As is our tradition by now a team of volunteers helped out with the network setup and operation of Free and Open-source Software Developers’ European Meeting (FOSDEM). The network was very similar to the one used last year and we wanted to report on the evolution of the traffic we measured.
First the bad news: due to the increased use of IPv6 we have less accurate data. This is because while IPv4 uses a unique MAC address which we can use to count the number of clients, IPv6 uses ephemeral addresses, and one physical device can use multiple global IPv6 addresses. In fact we noticed one client using more than 100 global IPv6 addresses over a period of 240 seconds. Why this client is doing this is a mystery.
The unique link local IPv6 addresses were only kept in the neighbour cache of the router for a limited time, so we have no good numbers for the amount of clients. The good news is we can still use traffic counters to compare with the previous year.
Compared to 2014 we saw a 20% increase in traffic to more than 2 terabytes of traffic exchanged with the internet.

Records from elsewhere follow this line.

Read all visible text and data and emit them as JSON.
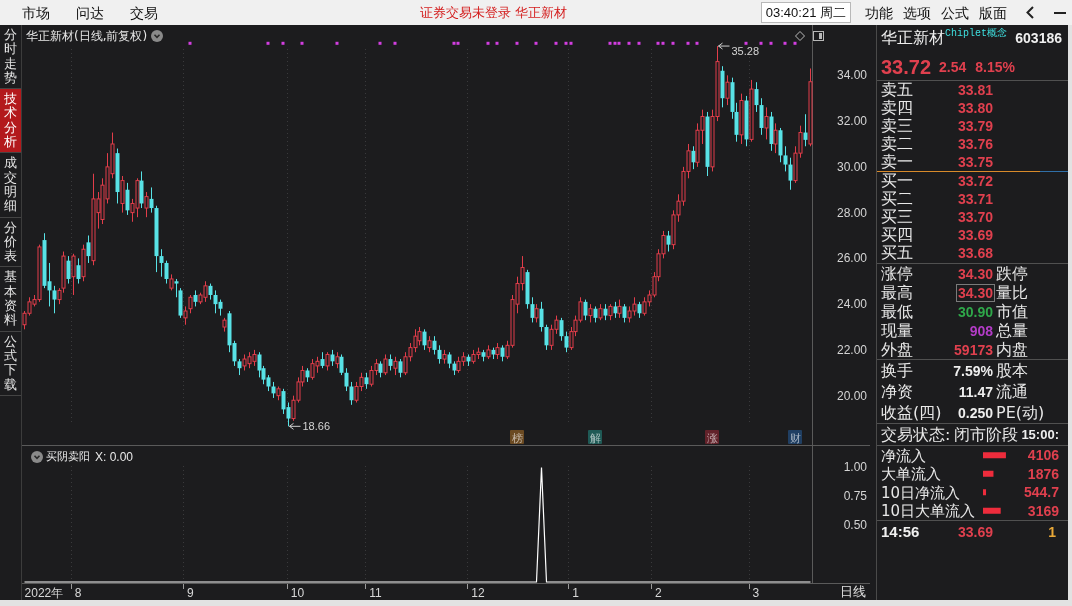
{
  "menu_bar": {
    "items": [
      "市场",
      "问达",
      "交易"
    ],
    "notice": "证券交易未登录",
    "stock": "华正新材",
    "clock": "03:40:21 周二",
    "right_items": [
      "功能",
      "选项",
      "公式",
      "版面"
    ]
  },
  "side_tabs": [
    {
      "label": "分时走势",
      "selected": false
    },
    {
      "label": "技术分析",
      "selected": true
    },
    {
      "label": "成交明细",
      "selected": false
    },
    {
      "label": "分价表",
      "selected": false
    },
    {
      "label": "基本资料",
      "selected": false
    },
    {
      "label": "公式下载",
      "selected": false
    }
  ],
  "price_chart": {
    "tag_colors": [
      {
        "color": "#6b4a22"
      },
      {
        "color": "#1f5a56"
      },
      {
        "color": "#62222a"
      },
      {
        "color": "#203f63"
      }
    ],
    "chart_data": [
      {
        "type": "candlestick",
        "title": "华正新材(日线,前复权)",
        "ylim": [
          17.8,
          36.2
        ],
        "yticks": [
          {
            "value": 20,
            "label": "20.00"
          },
          {
            "value": 22,
            "label": "22.00"
          },
          {
            "value": 24,
            "label": "24.00"
          },
          {
            "value": 26,
            "label": "26.00"
          },
          {
            "value": 28,
            "label": "28.00"
          },
          {
            "value": 30,
            "label": "30.00"
          },
          {
            "value": 32,
            "label": "32.00"
          },
          {
            "value": 34,
            "label": "34.00"
          }
        ],
        "categories": [
          null,
          null,
          null,
          null,
          null,
          null,
          null,
          null,
          null,
          null,
          null,
          null,
          null,
          null,
          null,
          null,
          null,
          null,
          null,
          null,
          null,
          null,
          null,
          null,
          null,
          null,
          null,
          null,
          null,
          null,
          null,
          null,
          null,
          null,
          null,
          null,
          null,
          null,
          null,
          null,
          null,
          null,
          null,
          null,
          null,
          null,
          null,
          null,
          null,
          null,
          null,
          null,
          null,
          null,
          null,
          null,
          null,
          null,
          null,
          null,
          null,
          null,
          null,
          null,
          null,
          null,
          null,
          null,
          null,
          null,
          null,
          null,
          null,
          null,
          null,
          null,
          null,
          null,
          null,
          null,
          null,
          null,
          null,
          null,
          null,
          null,
          null,
          null,
          null,
          null,
          null,
          null,
          null,
          null,
          null,
          null,
          null,
          null,
          null,
          null,
          null,
          "榜",
          null,
          null,
          null,
          null,
          null,
          null,
          null,
          null,
          null,
          null,
          null,
          null,
          null,
          null,
          null,
          "解",
          null,
          null,
          null,
          null,
          null,
          null,
          null,
          null,
          null,
          null,
          null,
          null,
          null,
          null,
          null,
          null,
          null,
          null,
          null,
          null,
          null,
          null,
          null,
          "涨",
          null,
          null,
          null,
          null,
          null,
          null,
          null,
          null,
          null,
          null,
          null,
          null,
          null,
          null,
          null,
          null,
          "财",
          null,
          null,
          null
        ],
        "ohlc": [
          [
            23.1,
            23.7,
            22.9,
            23.6
          ],
          [
            23.6,
            24.3,
            23.5,
            24.1
          ],
          [
            24.0,
            24.4,
            23.9,
            24.2
          ],
          [
            24.2,
            26.6,
            24.1,
            26.5
          ],
          [
            26.8,
            27.1,
            24.7,
            24.8
          ],
          [
            25.0,
            25.8,
            23.9,
            24.6
          ],
          [
            24.6,
            24.8,
            23.6,
            24.2
          ],
          [
            24.2,
            24.7,
            24.0,
            24.6
          ],
          [
            24.7,
            26.3,
            24.5,
            26.1
          ],
          [
            25.9,
            26.1,
            24.9,
            25.1
          ],
          [
            25.2,
            26.2,
            24.4,
            26.1
          ],
          [
            25.7,
            26.0,
            24.9,
            25.1
          ],
          [
            25.2,
            26.6,
            25.0,
            26.4
          ],
          [
            26.7,
            27.0,
            25.8,
            26.1
          ],
          [
            25.9,
            29.7,
            25.7,
            28.6
          ],
          [
            28.0,
            28.9,
            27.3,
            28.6
          ],
          [
            27.7,
            29.5,
            27.5,
            29.2
          ],
          [
            28.6,
            30.6,
            28.4,
            30.0
          ],
          [
            29.7,
            31.5,
            29.5,
            31.0
          ],
          [
            30.6,
            30.8,
            28.4,
            28.9
          ],
          [
            28.4,
            29.6,
            28.0,
            29.4
          ],
          [
            29.0,
            29.3,
            27.9,
            28.1
          ],
          [
            28.0,
            28.6,
            27.6,
            28.4
          ],
          [
            28.2,
            29.5,
            27.8,
            29.4
          ],
          [
            29.4,
            29.8,
            28.2,
            28.4
          ],
          [
            28.2,
            28.9,
            27.8,
            28.7
          ],
          [
            28.6,
            29.1,
            28.0,
            28.2
          ],
          [
            28.2,
            28.3,
            25.4,
            26.1
          ],
          [
            26.1,
            26.4,
            25.2,
            25.8
          ],
          [
            25.8,
            25.9,
            24.9,
            25.1
          ],
          [
            24.7,
            25.3,
            24.6,
            25.1
          ],
          [
            25.0,
            25.1,
            24.3,
            24.9
          ],
          [
            24.6,
            24.7,
            23.4,
            23.5
          ],
          [
            23.4,
            23.9,
            23.1,
            23.7
          ],
          [
            23.8,
            24.4,
            23.6,
            24.3
          ],
          [
            24.4,
            24.6,
            23.9,
            24.1
          ],
          [
            24.1,
            24.5,
            24.0,
            24.4
          ],
          [
            24.3,
            25.0,
            24.1,
            24.8
          ],
          [
            24.8,
            24.9,
            24.2,
            24.4
          ],
          [
            24.4,
            24.6,
            23.6,
            24.0
          ],
          [
            24.1,
            24.2,
            23.5,
            23.8
          ],
          [
            23.0,
            23.4,
            22.8,
            23.3
          ],
          [
            23.6,
            23.7,
            21.9,
            22.2
          ],
          [
            22.3,
            22.4,
            21.3,
            21.5
          ],
          [
            21.5,
            21.6,
            20.9,
            21.2
          ],
          [
            21.3,
            21.8,
            21.1,
            21.6
          ],
          [
            21.4,
            21.9,
            21.2,
            21.7
          ],
          [
            21.5,
            22.0,
            21.3,
            21.8
          ],
          [
            21.8,
            21.9,
            20.8,
            21.1
          ],
          [
            21.2,
            21.3,
            20.5,
            20.7
          ],
          [
            20.8,
            20.9,
            20.2,
            20.4
          ],
          [
            20.4,
            20.6,
            19.9,
            20.1
          ],
          [
            20.0,
            20.4,
            19.8,
            20.3
          ],
          [
            20.2,
            20.3,
            19.2,
            19.4
          ],
          [
            19.5,
            19.7,
            18.66,
            19.0
          ],
          [
            19.0,
            20.0,
            18.9,
            19.8
          ],
          [
            19.8,
            20.8,
            19.7,
            20.6
          ],
          [
            20.6,
            21.3,
            20.4,
            21.1
          ],
          [
            21.1,
            21.2,
            20.6,
            20.8
          ],
          [
            20.8,
            21.6,
            20.7,
            21.4
          ],
          [
            21.3,
            21.7,
            21.0,
            21.5
          ],
          [
            21.6,
            21.9,
            21.2,
            21.3
          ],
          [
            21.3,
            21.9,
            21.1,
            21.8
          ],
          [
            21.8,
            22.0,
            21.3,
            21.5
          ],
          [
            21.4,
            21.9,
            21.2,
            21.7
          ],
          [
            21.7,
            21.8,
            20.9,
            21.0
          ],
          [
            21.0,
            21.2,
            20.2,
            20.4
          ],
          [
            20.4,
            20.6,
            19.6,
            19.8
          ],
          [
            19.8,
            20.6,
            19.7,
            20.4
          ],
          [
            20.4,
            21.0,
            20.2,
            20.8
          ],
          [
            20.8,
            21.0,
            20.3,
            20.5
          ],
          [
            20.5,
            21.3,
            20.4,
            21.1
          ],
          [
            21.1,
            21.6,
            20.9,
            21.4
          ],
          [
            21.4,
            21.5,
            20.8,
            21.0
          ],
          [
            21.0,
            21.8,
            20.9,
            21.6
          ],
          [
            21.6,
            21.8,
            21.1,
            21.3
          ],
          [
            21.2,
            21.7,
            20.9,
            21.5
          ],
          [
            21.5,
            21.6,
            20.8,
            21.0
          ],
          [
            21.0,
            21.9,
            20.9,
            21.7
          ],
          [
            21.7,
            22.3,
            21.5,
            22.1
          ],
          [
            22.1,
            22.9,
            21.9,
            22.6
          ],
          [
            22.4,
            23.0,
            22.2,
            22.8
          ],
          [
            22.8,
            22.9,
            22.0,
            22.2
          ],
          [
            22.1,
            22.6,
            21.9,
            22.4
          ],
          [
            22.4,
            22.6,
            21.8,
            22.0
          ],
          [
            22.0,
            22.2,
            21.4,
            21.6
          ],
          [
            21.6,
            22.0,
            21.4,
            21.8
          ],
          [
            21.8,
            21.9,
            21.2,
            21.4
          ],
          [
            21.4,
            21.5,
            20.9,
            21.1
          ],
          [
            21.1,
            21.7,
            21.0,
            21.5
          ],
          [
            21.5,
            21.9,
            21.3,
            21.7
          ],
          [
            21.7,
            21.8,
            21.3,
            21.5
          ],
          [
            21.5,
            22.0,
            21.4,
            21.8
          ],
          [
            21.8,
            22.1,
            21.6,
            21.9
          ],
          [
            21.9,
            22.0,
            21.5,
            21.7
          ],
          [
            21.7,
            22.2,
            21.6,
            22.0
          ],
          [
            22.0,
            22.1,
            21.6,
            21.8
          ],
          [
            21.8,
            22.3,
            21.6,
            22.1
          ],
          [
            22.1,
            22.2,
            21.5,
            21.7
          ],
          [
            21.7,
            22.4,
            21.6,
            22.2
          ],
          [
            22.2,
            24.4,
            22.1,
            24.2
          ],
          [
            24.0,
            25.2,
            23.6,
            24.9
          ],
          [
            24.9,
            26.1,
            24.6,
            25.6
          ],
          [
            25.4,
            25.5,
            23.8,
            24.0
          ],
          [
            24.0,
            24.3,
            23.2,
            23.4
          ],
          [
            23.4,
            24.0,
            23.2,
            23.8
          ],
          [
            23.8,
            24.1,
            22.8,
            23.0
          ],
          [
            23.0,
            23.1,
            22.0,
            22.2
          ],
          [
            22.2,
            23.1,
            22.0,
            22.9
          ],
          [
            22.9,
            23.5,
            22.7,
            23.3
          ],
          [
            23.3,
            23.4,
            22.4,
            22.6
          ],
          [
            22.6,
            22.8,
            21.9,
            22.1
          ],
          [
            22.1,
            23.0,
            22.0,
            22.8
          ],
          [
            22.8,
            23.5,
            22.6,
            23.3
          ],
          [
            23.3,
            24.3,
            23.2,
            24.1
          ],
          [
            24.1,
            24.2,
            23.3,
            23.5
          ],
          [
            23.5,
            24.0,
            23.2,
            23.8
          ],
          [
            23.8,
            23.9,
            23.2,
            23.4
          ],
          [
            23.4,
            24.0,
            23.3,
            23.8
          ],
          [
            23.8,
            24.0,
            23.3,
            23.5
          ],
          [
            23.5,
            24.0,
            23.3,
            23.9
          ],
          [
            23.9,
            24.1,
            23.4,
            23.6
          ],
          [
            23.6,
            24.2,
            23.4,
            23.9
          ],
          [
            23.9,
            24.0,
            23.2,
            23.4
          ],
          [
            23.4,
            23.9,
            23.2,
            23.7
          ],
          [
            23.7,
            24.3,
            23.5,
            24.0
          ],
          [
            24.0,
            24.1,
            23.4,
            23.6
          ],
          [
            23.6,
            24.3,
            23.5,
            24.1
          ],
          [
            24.1,
            24.6,
            23.9,
            24.4
          ],
          [
            24.4,
            25.4,
            24.3,
            25.2
          ],
          [
            25.2,
            26.4,
            25.0,
            26.2
          ],
          [
            26.2,
            27.2,
            26.0,
            27.0
          ],
          [
            27.0,
            27.2,
            26.3,
            26.6
          ],
          [
            26.6,
            28.1,
            26.4,
            27.9
          ],
          [
            27.9,
            28.8,
            27.6,
            28.5
          ],
          [
            28.5,
            30.0,
            28.3,
            29.8
          ],
          [
            29.8,
            31.0,
            29.5,
            30.7
          ],
          [
            30.7,
            30.9,
            29.9,
            30.2
          ],
          [
            30.2,
            31.9,
            30.0,
            31.6
          ],
          [
            31.6,
            32.5,
            31.0,
            32.2
          ],
          [
            32.2,
            32.4,
            29.6,
            30.0
          ],
          [
            30.0,
            32.5,
            29.8,
            32.2
          ],
          [
            32.2,
            35.28,
            32.0,
            34.6
          ],
          [
            34.2,
            34.4,
            32.6,
            33.0
          ],
          [
            33.0,
            34.0,
            32.7,
            33.7
          ],
          [
            33.7,
            33.9,
            32.1,
            32.4
          ],
          [
            32.4,
            32.8,
            31.1,
            31.4
          ],
          [
            31.4,
            33.2,
            31.0,
            32.9
          ],
          [
            32.9,
            33.1,
            30.9,
            31.2
          ],
          [
            31.2,
            33.8,
            31.1,
            33.4
          ],
          [
            33.4,
            33.7,
            32.4,
            32.7
          ],
          [
            32.7,
            33.0,
            31.4,
            31.7
          ],
          [
            31.7,
            32.6,
            31.2,
            32.2
          ],
          [
            32.2,
            32.4,
            30.7,
            31.0
          ],
          [
            31.0,
            31.9,
            30.6,
            31.6
          ],
          [
            31.6,
            31.7,
            30.2,
            30.5
          ],
          [
            30.5,
            30.9,
            29.8,
            30.1
          ],
          [
            30.1,
            30.4,
            29.0,
            29.4
          ],
          [
            29.4,
            30.9,
            29.3,
            30.6
          ],
          [
            30.6,
            31.8,
            30.4,
            31.5
          ],
          [
            31.5,
            32.3,
            30.9,
            31.18
          ],
          [
            31.0,
            34.3,
            30.9,
            33.72
          ]
        ],
        "series": [
          {
            "type": "scatter",
            "marker": "square",
            "color": "#d23ee0",
            "values": [
              null,
              null,
              null,
              null,
              null,
              null,
              null,
              null,
              null,
              null,
              null,
              null,
              null,
              null,
              null,
              null,
              null,
              null,
              null,
              null,
              null,
              null,
              null,
              null,
              null,
              null,
              null,
              null,
              null,
              null,
              null,
              null,
              null,
              null,
              35.4,
              null,
              null,
              null,
              null,
              null,
              null,
              null,
              null,
              null,
              null,
              null,
              null,
              null,
              null,
              null,
              35.4,
              null,
              null,
              35.4,
              null,
              null,
              null,
              35.4,
              null,
              null,
              null,
              null,
              null,
              null,
              35.4,
              null,
              null,
              null,
              null,
              null,
              null,
              null,
              null,
              35.4,
              null,
              null,
              35.4,
              null,
              null,
              null,
              null,
              null,
              null,
              null,
              null,
              null,
              null,
              null,
              35.4,
              35.4,
              null,
              null,
              null,
              null,
              null,
              35.4,
              null,
              35.4,
              null,
              null,
              null,
              35.4,
              null,
              null,
              null,
              35.4,
              null,
              null,
              null,
              35.4,
              null,
              35.4,
              35.4,
              null,
              null,
              null,
              null,
              null,
              null,
              null,
              35.4,
              35.4,
              35.4,
              null,
              35.4,
              null,
              35.4,
              null,
              null,
              null,
              35.4,
              35.4,
              null,
              35.4,
              null,
              null,
              35.4,
              null,
              35.4,
              null,
              null,
              null,
              null,
              null,
              null,
              null,
              null,
              null,
              35.4,
              null,
              null,
              35.4,
              null,
              35.4,
              null,
              null,
              35.4,
              null,
              35.4,
              null,
              null,
              null
            ]
          }
        ],
        "annotations": [
          "35.28",
          "18.66"
        ]
      }
    ]
  },
  "indicator_chart": {
    "reading": "X: 0.00",
    "chart_data": [
      {
        "type": "line",
        "title": "买阴卖阳",
        "color": "#ffffff",
        "ylim": [
          0,
          1.17
        ],
        "yticks": [
          {
            "value": 1,
            "label": "1.00"
          },
          {
            "value": 0.75,
            "label": "0.75"
          },
          {
            "value": 0.5,
            "label": "0.50"
          }
        ],
        "categories": [
          null,
          null,
          null,
          null,
          "2022年",
          null,
          null,
          null,
          null,
          null,
          null,
          "8",
          null,
          null,
          null,
          null,
          null,
          null,
          null,
          null,
          null,
          null,
          null,
          null,
          null,
          null,
          null,
          null,
          null,
          null,
          null,
          null,
          null,
          null,
          "9",
          null,
          null,
          null,
          null,
          null,
          null,
          null,
          null,
          null,
          null,
          null,
          null,
          null,
          null,
          null,
          null,
          null,
          null,
          null,
          null,
          null,
          "10",
          null,
          null,
          null,
          null,
          null,
          null,
          null,
          null,
          null,
          null,
          null,
          null,
          null,
          null,
          null,
          "11",
          null,
          null,
          null,
          null,
          null,
          null,
          null,
          null,
          null,
          null,
          null,
          null,
          null,
          null,
          null,
          null,
          null,
          null,
          null,
          null,
          "12",
          null,
          null,
          null,
          null,
          null,
          null,
          null,
          null,
          null,
          null,
          null,
          null,
          null,
          null,
          null,
          null,
          null,
          null,
          null,
          "1",
          null,
          null,
          null,
          null,
          null,
          null,
          null,
          null,
          null,
          null,
          null,
          null,
          null,
          null,
          null,
          null,
          "2",
          null,
          null,
          null,
          null,
          null,
          null,
          null,
          null,
          null,
          null,
          null,
          null,
          null,
          null,
          null,
          null,
          null,
          null,
          null,
          "3",
          null,
          null,
          null,
          null,
          null,
          null,
          null,
          null,
          null,
          null,
          null
        ],
        "values": [
          0,
          0,
          0,
          0,
          0,
          0,
          0,
          0,
          0,
          0,
          0,
          0,
          0,
          0,
          0,
          0,
          0,
          0,
          0,
          0,
          0,
          0,
          0,
          0,
          0,
          0,
          0,
          0,
          0,
          0,
          0,
          0,
          0,
          0,
          0,
          0,
          0,
          0,
          0,
          0,
          0,
          0,
          0,
          0,
          0,
          0,
          0,
          0,
          0,
          0,
          0,
          0,
          0,
          0,
          0,
          0,
          0,
          0,
          0,
          0,
          0,
          0,
          0,
          0,
          0,
          0,
          0,
          0,
          0,
          0,
          0,
          0,
          0,
          0,
          0,
          0,
          0,
          0,
          0,
          0,
          0,
          0,
          0,
          0,
          0,
          0,
          0,
          0,
          0,
          0,
          0,
          0,
          0,
          0,
          0,
          0,
          0,
          0,
          0,
          0,
          0,
          0,
          0,
          0,
          0,
          0,
          1,
          0,
          0,
          0,
          0,
          0,
          0,
          0,
          0,
          0,
          0,
          0,
          0,
          0,
          0,
          0,
          0,
          0,
          0,
          0,
          0,
          0,
          0,
          0,
          0,
          0,
          0,
          0,
          0,
          0,
          0,
          0,
          0,
          0,
          0,
          0,
          0,
          0,
          0,
          0,
          0,
          0,
          0,
          0,
          0,
          0,
          0,
          0,
          0,
          0,
          0,
          0,
          0,
          0,
          0,
          0
        ]
      }
    ]
  },
  "period_label": "日线",
  "quote_panel": {
    "name": "华正新材",
    "concept": "Chiplet概念",
    "code": "603186",
    "price": "33.72",
    "change": "2.54",
    "change_pct": "8.15%",
    "asks": [
      {
        "label": "卖五",
        "price": "33.81"
      },
      {
        "label": "卖四",
        "price": "33.80"
      },
      {
        "label": "卖三",
        "price": "33.79"
      },
      {
        "label": "卖二",
        "price": "33.76"
      },
      {
        "label": "卖一",
        "price": "33.75"
      }
    ],
    "bids": [
      {
        "label": "买一",
        "price": "33.72"
      },
      {
        "label": "买二",
        "price": "33.71"
      },
      {
        "label": "买三",
        "price": "33.70"
      },
      {
        "label": "买四",
        "price": "33.69"
      },
      {
        "label": "买五",
        "price": "33.68"
      }
    ],
    "limits": [
      {
        "label": "涨停",
        "value": "34.30",
        "color": "#e0404e",
        "outlined": false,
        "label2": "跌停"
      },
      {
        "label": "最高",
        "value": "34.30",
        "color": "#e0404e",
        "outlined": true,
        "label2": "量比"
      },
      {
        "label": "最低",
        "value": "30.90",
        "color": "#2fa84a",
        "outlined": false,
        "label2": "市值"
      },
      {
        "label": "现量",
        "value": "908",
        "color": "#b43cc8",
        "outlined": false,
        "label2": "总量"
      },
      {
        "label": "外盘",
        "value": "59173",
        "color": "#e0404e",
        "outlined": false,
        "label2": "内盘"
      }
    ],
    "fundamentals": [
      {
        "label": "换手",
        "value": "7.59%",
        "label2": "股本"
      },
      {
        "label": "净资",
        "value": "11.47",
        "label2": "流通"
      },
      {
        "label": "收益(四)",
        "value": "0.250",
        "label2": "PE(动)"
      }
    ],
    "trade_status": {
      "label": "交易状态:",
      "value": "闭市阶段",
      "time": "15:00:"
    },
    "flows": {
      "chart_data": [
        {
          "type": "bar",
          "orientation": "horizontal",
          "categories": [
            "净流入",
            "大单流入",
            "10日净流入",
            "10日大单流入"
          ],
          "values": [
            4106,
            1876,
            544.7,
            3169
          ],
          "value_labels": [
            "4106",
            "1876",
            "544.7",
            "3169"
          ],
          "color": "#ee2c3c",
          "xlim": [
            0,
            4300
          ]
        }
      ]
    },
    "ticks": [
      {
        "time": "14:56",
        "price": "33.69",
        "volume": "1"
      }
    ]
  }
}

More interestingly the IPv4 traffic on the wireless network decreased by almost 20% with the net result that now the IPv6 traffic is 60% of the traffic on the wireless network, while IPv4 traffic is only 40%. So IPv6 traffic is 1.5 times the IPv4 traffic. This is a good indicator that most clients now can use NAT64 and can live on a IPv6 only network.
On the internet side the IPv4 traffic increased by 5% while the IPv6 traffic almost doubled. As we use NAT64 to give access to IPv4 only hosts using IPv6 only on the internal network this measurement is a clear indication that more content is now available via IPv6.
For next year we plan to setup some more tracking systems in advance so we can investigate the number of clients on the wireless network and why some clients are using hundreds of global IPv6 addresses.